Von Benedetto Vigne
14.10.2017 / Tages Anzeiger
Zürich, Theater Gessnerallee – Am Anfang war ein Musikvideo von 1959. Der US-Komponist John Cage führt darin eines seiner famosen Stücke auf, „Water Walk“, ein vornehmlich auf Haushaltsgeräten gespieltes Geräuschemenuett, wobei einem Dampfkochtopf eine tragende Rolle zufällt. Eine Schar Teenager, Flüchtlinge aus Syrien, Afghanistan, dem Sudan, die in einem Auffangheim in Athen leben, sehen das Video und möchten Cages Stück live nachspielen und nach Europa bringen.

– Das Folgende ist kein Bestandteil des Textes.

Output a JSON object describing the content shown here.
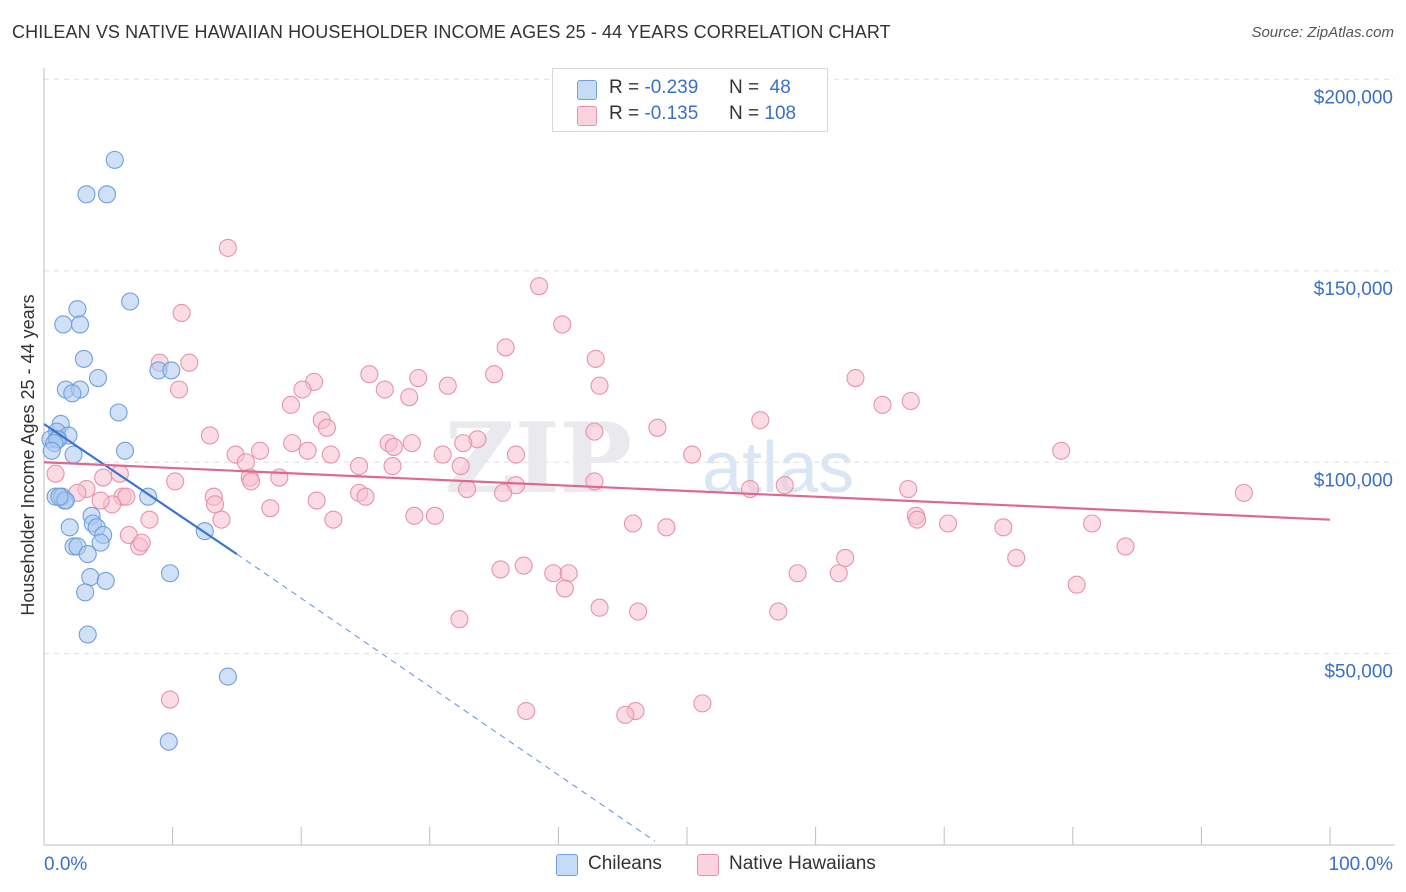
{
  "header": {
    "title": "CHILEAN VS NATIVE HAWAIIAN HOUSEHOLDER INCOME AGES 25 - 44 YEARS CORRELATION CHART",
    "source": "Source: ZipAtlas.com"
  },
  "watermark": {
    "text_zip": "ZIP",
    "text_atlas": "atlas"
  },
  "legend": {
    "rows": [
      {
        "r_label": "R =",
        "r_value": "-0.239",
        "n_label": "N =",
        "n_value": "48"
      },
      {
        "r_label": "R =",
        "r_value": "-0.135",
        "n_label": "N =",
        "n_value": "108"
      }
    ]
  },
  "bottom_legend": {
    "series1": "Chileans",
    "series2": "Native Hawaiians"
  },
  "colors": {
    "chileans_fill": "#a9c8f0",
    "chileans_stroke": "#6f9fdc",
    "chileans_line": "#3a74d0",
    "hawaiians_fill": "#f7c0d0",
    "hawaiians_stroke": "#e892ad",
    "hawaiians_line": "#e06890",
    "axis_label": "#3a6fc8"
  },
  "chart_data": {
    "type": "scatter",
    "title": "CHILEAN VS NATIVE HAWAIIAN HOUSEHOLDER INCOME AGES 25 - 44 YEARS CORRELATION CHART",
    "xlabel": "",
    "ylabel": "Householder Income Ages 25 - 44 years",
    "xlim": [
      0,
      100
    ],
    "ylim": [
      0,
      210000
    ],
    "x_tick_labels": [
      "0.0%",
      "100.0%"
    ],
    "y_ticks": [
      50000,
      100000,
      150000,
      200000
    ],
    "y_tick_labels": [
      "$50,000",
      "$100,000",
      "$150,000",
      "$200,000"
    ],
    "grid": true,
    "legend_position": "top-center",
    "series": [
      {
        "name": "Chileans",
        "r": -0.239,
        "n": 48,
        "trend": {
          "x_start": 0,
          "y_start": 110000,
          "x_solid_end": 15,
          "y_solid_end": 76000,
          "x_dash_end": 47.5,
          "y_dash_end": 1000
        },
        "points": [
          [
            5.5,
            179000
          ],
          [
            3.3,
            170000
          ],
          [
            4.9,
            170000
          ],
          [
            6.7,
            142000
          ],
          [
            2.6,
            140000
          ],
          [
            1.5,
            136000
          ],
          [
            2.8,
            136000
          ],
          [
            3.1,
            127000
          ],
          [
            8.9,
            124000
          ],
          [
            9.9,
            124000
          ],
          [
            4.2,
            122000
          ],
          [
            1.7,
            119000
          ],
          [
            2.8,
            119000
          ],
          [
            2.2,
            118000
          ],
          [
            5.8,
            113000
          ],
          [
            1.3,
            110000
          ],
          [
            1.0,
            108000
          ],
          [
            1.9,
            107000
          ],
          [
            0.5,
            106000
          ],
          [
            1.0,
            106000
          ],
          [
            1.1,
            106000
          ],
          [
            0.8,
            105000
          ],
          [
            0.6,
            103000
          ],
          [
            6.3,
            103000
          ],
          [
            2.3,
            102000
          ],
          [
            0.9,
            91000
          ],
          [
            1.4,
            91000
          ],
          [
            1.6,
            90000
          ],
          [
            8.1,
            91000
          ],
          [
            1.7,
            90000
          ],
          [
            1.2,
            91000
          ],
          [
            3.7,
            86000
          ],
          [
            3.8,
            84000
          ],
          [
            2.0,
            83000
          ],
          [
            4.1,
            83000
          ],
          [
            12.5,
            82000
          ],
          [
            4.6,
            81000
          ],
          [
            4.4,
            79000
          ],
          [
            2.3,
            78000
          ],
          [
            2.6,
            78000
          ],
          [
            3.4,
            76000
          ],
          [
            9.8,
            71000
          ],
          [
            3.6,
            70000
          ],
          [
            4.8,
            69000
          ],
          [
            3.2,
            66000
          ],
          [
            3.4,
            55000
          ],
          [
            14.3,
            44000
          ],
          [
            9.7,
            27000
          ]
        ]
      },
      {
        "name": "Native Hawaiians",
        "r": -0.135,
        "n": 108,
        "trend": {
          "x_start": 0,
          "y_start": 100000,
          "x_end": 100,
          "y_end": 85000
        },
        "points": [
          [
            14.3,
            156000
          ],
          [
            38.5,
            146000
          ],
          [
            10.7,
            139000
          ],
          [
            40.3,
            136000
          ],
          [
            35.9,
            130000
          ],
          [
            42.9,
            127000
          ],
          [
            9.0,
            126000
          ],
          [
            11.3,
            126000
          ],
          [
            25.3,
            123000
          ],
          [
            29.1,
            122000
          ],
          [
            35.0,
            123000
          ],
          [
            63.1,
            122000
          ],
          [
            21.0,
            121000
          ],
          [
            31.4,
            120000
          ],
          [
            43.2,
            120000
          ],
          [
            10.5,
            119000
          ],
          [
            20.1,
            119000
          ],
          [
            26.5,
            119000
          ],
          [
            28.4,
            117000
          ],
          [
            67.4,
            116000
          ],
          [
            19.2,
            115000
          ],
          [
            65.2,
            115000
          ],
          [
            21.6,
            111000
          ],
          [
            55.7,
            111000
          ],
          [
            47.7,
            109000
          ],
          [
            22.0,
            109000
          ],
          [
            42.8,
            108000
          ],
          [
            12.9,
            107000
          ],
          [
            33.7,
            106000
          ],
          [
            19.3,
            105000
          ],
          [
            26.8,
            105000
          ],
          [
            27.2,
            104000
          ],
          [
            28.6,
            105000
          ],
          [
            32.6,
            105000
          ],
          [
            16.8,
            103000
          ],
          [
            20.5,
            103000
          ],
          [
            14.9,
            102000
          ],
          [
            22.3,
            102000
          ],
          [
            31.0,
            102000
          ],
          [
            36.7,
            102000
          ],
          [
            50.4,
            102000
          ],
          [
            79.1,
            103000
          ],
          [
            15.7,
            100000
          ],
          [
            24.5,
            99000
          ],
          [
            27.1,
            99000
          ],
          [
            32.4,
            99000
          ],
          [
            16.0,
            96000
          ],
          [
            18.3,
            96000
          ],
          [
            42.8,
            95000
          ],
          [
            36.7,
            94000
          ],
          [
            57.6,
            94000
          ],
          [
            54.9,
            93000
          ],
          [
            67.2,
            93000
          ],
          [
            32.9,
            93000
          ],
          [
            35.7,
            92000
          ],
          [
            24.5,
            92000
          ],
          [
            25.0,
            91000
          ],
          [
            13.2,
            91000
          ],
          [
            16.1,
            95000
          ],
          [
            10.2,
            95000
          ],
          [
            93.3,
            92000
          ],
          [
            21.2,
            90000
          ],
          [
            13.3,
            89000
          ],
          [
            17.6,
            88000
          ],
          [
            28.8,
            86000
          ],
          [
            30.4,
            86000
          ],
          [
            8.2,
            85000
          ],
          [
            22.5,
            85000
          ],
          [
            13.8,
            85000
          ],
          [
            45.8,
            84000
          ],
          [
            48.4,
            83000
          ],
          [
            67.8,
            86000
          ],
          [
            70.3,
            84000
          ],
          [
            74.6,
            83000
          ],
          [
            67.9,
            85000
          ],
          [
            81.5,
            84000
          ],
          [
            6.6,
            81000
          ],
          [
            7.4,
            78000
          ],
          [
            7.6,
            79000
          ],
          [
            62.3,
            75000
          ],
          [
            37.3,
            73000
          ],
          [
            35.5,
            72000
          ],
          [
            39.6,
            71000
          ],
          [
            40.8,
            71000
          ],
          [
            61.8,
            71000
          ],
          [
            75.6,
            75000
          ],
          [
            84.1,
            78000
          ],
          [
            58.6,
            71000
          ],
          [
            46.2,
            61000
          ],
          [
            43.2,
            62000
          ],
          [
            57.1,
            61000
          ],
          [
            80.3,
            68000
          ],
          [
            9.8,
            38000
          ],
          [
            37.5,
            35000
          ],
          [
            46.0,
            35000
          ],
          [
            45.2,
            34000
          ],
          [
            51.2,
            37000
          ],
          [
            32.3,
            59000
          ],
          [
            40.5,
            67000
          ],
          [
            6.1,
            91000
          ],
          [
            6.4,
            91000
          ],
          [
            5.3,
            89000
          ],
          [
            4.6,
            96000
          ],
          [
            5.9,
            97000
          ],
          [
            4.4,
            90000
          ],
          [
            3.3,
            93000
          ],
          [
            2.6,
            92000
          ],
          [
            0.9,
            97000
          ]
        ]
      }
    ]
  }
}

Da ihnen aber die Weiterreise verwehrt wird, schicken sie es als interaktive Performance herum, in der sie die jeweilige Spielanleitungen sprechen; das Publikum soll nun an ihrer Stelle Cages Stücklein aufführen.
So weit das Setting zum Stück „Evros Walk Water 1&2“ von Rimini Protokoll, das ursprünglich in einem Athener Kulturzentrum entstanden ist. Das deutsch-schweizerische Kollektiv setzt dem Publikum individuell angesteuerte Kopfhörer auf und lässt es in einer Art Spielwiese agieren, deren grüner Teppich Europas Silhouette nachzeichnet. Zwischen den Anleitungen erzählen die Flüchtlinge ausgiebig von ihren Erlebnissen in ihrer versehrten Heimat, auf der mühseligen Flucht, beim Überqueren des türkisch-griechischen Grenzflusses Evros, in den Auffangheimen Athens, beim Heranwachsen in europäischen Städten. Und sie erzäjlen das meist in perfektem Griechisch (!), simultan auf Deutsch nachgesprochen von Schülern aus dem St. Galler Rheintal.

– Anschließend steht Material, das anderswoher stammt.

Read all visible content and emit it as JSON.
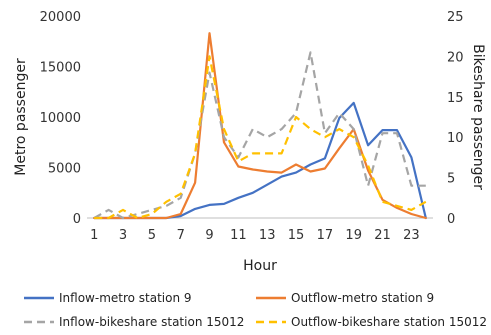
{
  "chart_data": {
    "type": "line",
    "xlabel": "Hour",
    "ylabel_left": "Metro passenger",
    "ylabel_right": "Bikeshare passenger",
    "x": [
      1,
      2,
      3,
      4,
      5,
      6,
      7,
      8,
      9,
      10,
      11,
      12,
      13,
      14,
      15,
      16,
      17,
      18,
      19,
      20,
      21,
      22,
      23,
      24
    ],
    "x_tick_labels": [
      "1",
      "3",
      "5",
      "7",
      "9",
      "11",
      "13",
      "15",
      "17",
      "19",
      "21",
      "23"
    ],
    "x_tick_values": [
      1,
      3,
      5,
      7,
      9,
      11,
      13,
      15,
      17,
      19,
      21,
      23
    ],
    "ylim_left": [
      0,
      20000
    ],
    "y_left_ticks": [
      0,
      5000,
      10000,
      15000,
      20000
    ],
    "y_left_tick_labels": [
      "0",
      "5000",
      "10000",
      "15000",
      "20000"
    ],
    "ylim_right": [
      0,
      25
    ],
    "y_right_ticks": [
      0,
      5,
      10,
      15,
      20,
      25
    ],
    "y_right_tick_labels": [
      "0",
      "5",
      "10",
      "15",
      "20",
      "25"
    ],
    "grid": false,
    "legend_position": "bottom",
    "series": [
      {
        "name": "Inflow-metro station 9",
        "axis": "left",
        "color": "#4472C4",
        "dash": "solid",
        "values": [
          0,
          0,
          0,
          0,
          0,
          0,
          200,
          900,
          1300,
          1400,
          2000,
          2500,
          3300,
          4100,
          4500,
          5300,
          5900,
          9900,
          11400,
          7200,
          8700,
          8700,
          6000,
          0
        ]
      },
      {
        "name": "Outflow-metro station 9",
        "axis": "left",
        "color": "#ED7D31",
        "dash": "solid",
        "values": [
          0,
          0,
          0,
          0,
          0,
          0,
          400,
          3500,
          18300,
          7500,
          5100,
          4800,
          4600,
          4500,
          5300,
          4600,
          4900,
          6900,
          8800,
          4700,
          1800,
          1000,
          400,
          0
        ]
      },
      {
        "name": "Inflow-bikeshare station 15012",
        "axis": "right",
        "color": "#A5A5A5",
        "dash": "dash",
        "values": [
          0,
          1,
          0,
          0.5,
          1,
          1.5,
          2.5,
          8,
          18,
          10,
          7.5,
          11,
          10,
          11,
          13,
          20.5,
          10.5,
          13,
          11,
          4,
          10.5,
          10.5,
          4,
          4
        ]
      },
      {
        "name": "Outflow-bikeshare station 15012",
        "axis": "right",
        "color": "#FFC000",
        "dash": "dash",
        "values": [
          0,
          0,
          1,
          0,
          0.5,
          2,
          3,
          8,
          20,
          11,
          7,
          8,
          8,
          8,
          12.5,
          11,
          10,
          11,
          10,
          6.5,
          2,
          1.5,
          1,
          2
        ]
      }
    ]
  }
}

Die Betroffenheit allerdings hält sich in Grenzen, zumal man als Zuhörer vollends damit beschäftigt ist, ja keine Anleitung zum Agieren oder zum Weiterwandern an die nächste der rund 20 Spielpositionen zu verpassen. So bleibt das Stück vor allem eine amüsante kleine Geräuschorgie in mehr oder weniger starker Gemeinsamkeit, wie immer bei den Riminis kongenial elektronisch-digital per Kopfhörer dirigiert.

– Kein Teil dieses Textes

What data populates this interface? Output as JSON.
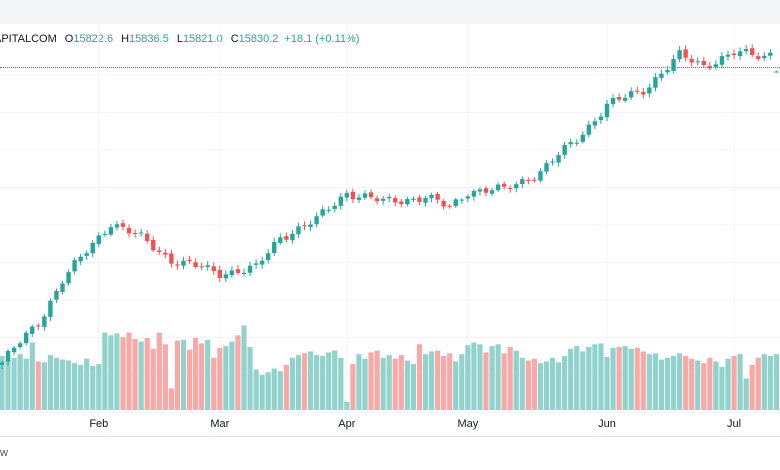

Gleich viermal ertönt so Cages Stück in Variationen, eingeleitet vom Zerplatzen eines aufgeblasenen Papiersacks und weitergeführt von einem quietschenden Plastikfisch. Die Kette rasselt um das Kaminrohr, das Paddel trommelt auf das Schlauchboot. Die Schöpfkelle schlägt den Gong. Die Blumenvase landet im mit Wasser gefüllten Boot, die Wasserkanne giesst nach. Die Réceptionsglocke bimmelt. Der Bierflaschendeckel rülpst. Das Hackbrett dengelt und das Keyboard wimmert. Aus dem Blaster das alpine Kuhgeglöcke und aus dem Megafon das Genöhle des Muezzins. Alles im Timing, alles im Takt.
Zum Abschluss darf die abgezählte Publikumsgruppe nach Herzenslust rumpeln und rasseln. Tutti con brio. Es hätte John Cage gefallen. Und den jungen Flüchtlingen in Athen erst recht.